Durante as discussões, Abdel-Latif ouviu autoridades municipais, empresas, educadores e jovens para entender o funcionamento das políticas já existentes. Ele destacou que programas de formação, embora ensinem profissões, não garantem vagas reais no mercado de trabalho após a conclusão. “O desafio não está mais na concepção de políticas, mas em sua implementação”, afirmou.
Segundo dados da Uneca, até 2035, mais jovens ingressarão por ano no mercado de trabalho africano do que no restante do mundo. Isso exige ações econômicas robustas para criar postos de trabalho e garantir o acesso da juventude ao emprego. A falta dessas oportunidades contribui para crescente insatisfação entre os jovens.
A Carta da Juventude da União Africana determina que os Estados devem criar e implementar políticas nacionais voltadas aos jovens. Tais políticas precisam contar com participação ativa da juventude, mecanismos institucionais de coordenação, diagnósticos baseados na realidade juvenil e promoção da igualdade de oportunidades, em especial para mulheres, além de financiamento adequado.
O problema, porém, não é apenas o número de empregos, mas também sua qualidade. Em diversos países africanos, a economia ainda não gera posições suficientes, levando muitos jovens ao trabalho informal, como vendedores ambulantes ou trabalhadores temporários na construção civil.
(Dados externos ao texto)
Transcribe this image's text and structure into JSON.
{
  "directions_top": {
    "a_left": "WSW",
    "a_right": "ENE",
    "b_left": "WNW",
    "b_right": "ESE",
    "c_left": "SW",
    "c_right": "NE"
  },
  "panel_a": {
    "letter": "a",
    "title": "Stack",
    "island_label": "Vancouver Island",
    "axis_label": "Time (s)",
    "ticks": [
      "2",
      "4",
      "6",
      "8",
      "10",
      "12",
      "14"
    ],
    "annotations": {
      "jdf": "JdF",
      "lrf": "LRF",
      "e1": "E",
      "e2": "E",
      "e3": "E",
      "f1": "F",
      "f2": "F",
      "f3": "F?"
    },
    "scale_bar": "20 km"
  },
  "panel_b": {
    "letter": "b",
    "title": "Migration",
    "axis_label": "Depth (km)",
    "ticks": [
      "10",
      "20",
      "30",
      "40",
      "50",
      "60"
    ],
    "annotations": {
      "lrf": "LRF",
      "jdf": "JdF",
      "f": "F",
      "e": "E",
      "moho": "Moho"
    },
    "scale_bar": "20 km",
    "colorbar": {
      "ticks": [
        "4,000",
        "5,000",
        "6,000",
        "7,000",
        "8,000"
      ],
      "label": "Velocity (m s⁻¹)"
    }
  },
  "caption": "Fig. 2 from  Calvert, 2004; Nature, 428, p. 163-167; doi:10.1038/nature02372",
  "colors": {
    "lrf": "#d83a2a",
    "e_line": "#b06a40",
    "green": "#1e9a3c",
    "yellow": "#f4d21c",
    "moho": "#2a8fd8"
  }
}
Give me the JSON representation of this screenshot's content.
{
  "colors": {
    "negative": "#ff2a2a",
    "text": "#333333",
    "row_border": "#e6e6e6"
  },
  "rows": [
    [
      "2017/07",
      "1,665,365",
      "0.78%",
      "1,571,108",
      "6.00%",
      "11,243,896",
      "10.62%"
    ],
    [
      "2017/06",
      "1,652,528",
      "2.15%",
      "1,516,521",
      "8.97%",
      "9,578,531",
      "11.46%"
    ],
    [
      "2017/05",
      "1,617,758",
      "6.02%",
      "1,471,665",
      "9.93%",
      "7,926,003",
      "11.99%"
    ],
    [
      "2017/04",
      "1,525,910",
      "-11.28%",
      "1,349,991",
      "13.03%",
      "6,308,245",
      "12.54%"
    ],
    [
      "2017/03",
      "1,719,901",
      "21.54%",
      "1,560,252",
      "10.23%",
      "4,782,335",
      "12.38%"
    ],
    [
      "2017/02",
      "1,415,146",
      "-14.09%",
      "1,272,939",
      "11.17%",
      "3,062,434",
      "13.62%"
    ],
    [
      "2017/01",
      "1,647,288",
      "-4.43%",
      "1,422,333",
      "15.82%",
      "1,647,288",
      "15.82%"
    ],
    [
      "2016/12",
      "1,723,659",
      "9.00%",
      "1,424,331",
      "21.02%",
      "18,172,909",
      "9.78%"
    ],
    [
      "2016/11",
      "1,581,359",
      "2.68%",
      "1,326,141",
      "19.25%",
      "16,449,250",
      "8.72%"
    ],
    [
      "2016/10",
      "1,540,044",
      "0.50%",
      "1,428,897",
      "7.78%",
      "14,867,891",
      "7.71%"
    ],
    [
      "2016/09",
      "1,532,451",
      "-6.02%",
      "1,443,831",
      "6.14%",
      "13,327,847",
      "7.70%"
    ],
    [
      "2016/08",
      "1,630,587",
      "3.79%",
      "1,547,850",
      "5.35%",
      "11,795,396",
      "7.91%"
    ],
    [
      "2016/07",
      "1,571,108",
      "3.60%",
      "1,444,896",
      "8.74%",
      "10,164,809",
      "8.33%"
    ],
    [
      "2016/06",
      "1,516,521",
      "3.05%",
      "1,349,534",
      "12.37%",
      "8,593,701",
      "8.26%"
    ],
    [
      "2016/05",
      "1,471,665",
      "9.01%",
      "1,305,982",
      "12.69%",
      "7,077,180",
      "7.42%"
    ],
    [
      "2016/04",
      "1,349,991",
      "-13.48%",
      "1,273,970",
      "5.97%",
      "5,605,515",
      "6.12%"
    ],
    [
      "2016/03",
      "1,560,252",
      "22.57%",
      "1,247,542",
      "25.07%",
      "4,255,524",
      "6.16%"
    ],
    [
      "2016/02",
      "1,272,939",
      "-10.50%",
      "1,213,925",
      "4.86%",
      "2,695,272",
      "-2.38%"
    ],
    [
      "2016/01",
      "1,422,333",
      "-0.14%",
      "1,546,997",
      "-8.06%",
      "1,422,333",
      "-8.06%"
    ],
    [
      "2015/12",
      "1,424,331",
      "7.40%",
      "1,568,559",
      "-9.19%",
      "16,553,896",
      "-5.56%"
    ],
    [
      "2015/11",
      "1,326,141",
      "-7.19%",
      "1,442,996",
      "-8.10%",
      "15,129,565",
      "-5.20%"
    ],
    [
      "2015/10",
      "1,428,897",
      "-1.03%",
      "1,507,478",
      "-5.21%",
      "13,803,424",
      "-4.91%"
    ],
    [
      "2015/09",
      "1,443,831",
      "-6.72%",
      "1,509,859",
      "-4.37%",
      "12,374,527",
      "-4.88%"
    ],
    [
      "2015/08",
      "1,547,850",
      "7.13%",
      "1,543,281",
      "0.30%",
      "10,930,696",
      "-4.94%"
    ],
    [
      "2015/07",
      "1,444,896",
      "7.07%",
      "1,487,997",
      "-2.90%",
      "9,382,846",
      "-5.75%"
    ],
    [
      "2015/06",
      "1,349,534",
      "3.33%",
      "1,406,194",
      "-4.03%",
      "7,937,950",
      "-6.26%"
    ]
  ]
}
Abdel-Latif ressaltou que essa situação afeta milhões de pessoas.
A situação é considerada mais crítica para as mulheres no continente. Apesar de a África apresentar uma das maiores taxas de empreendedorismo feminino do mundo, a Uneca aponta que muitas mulheres empreendem por necessidade. Das verbas de investimento, apenas 1% chega a empreendedoras, mesmo entre as que têm alta escolaridade, revela relatório da comissão.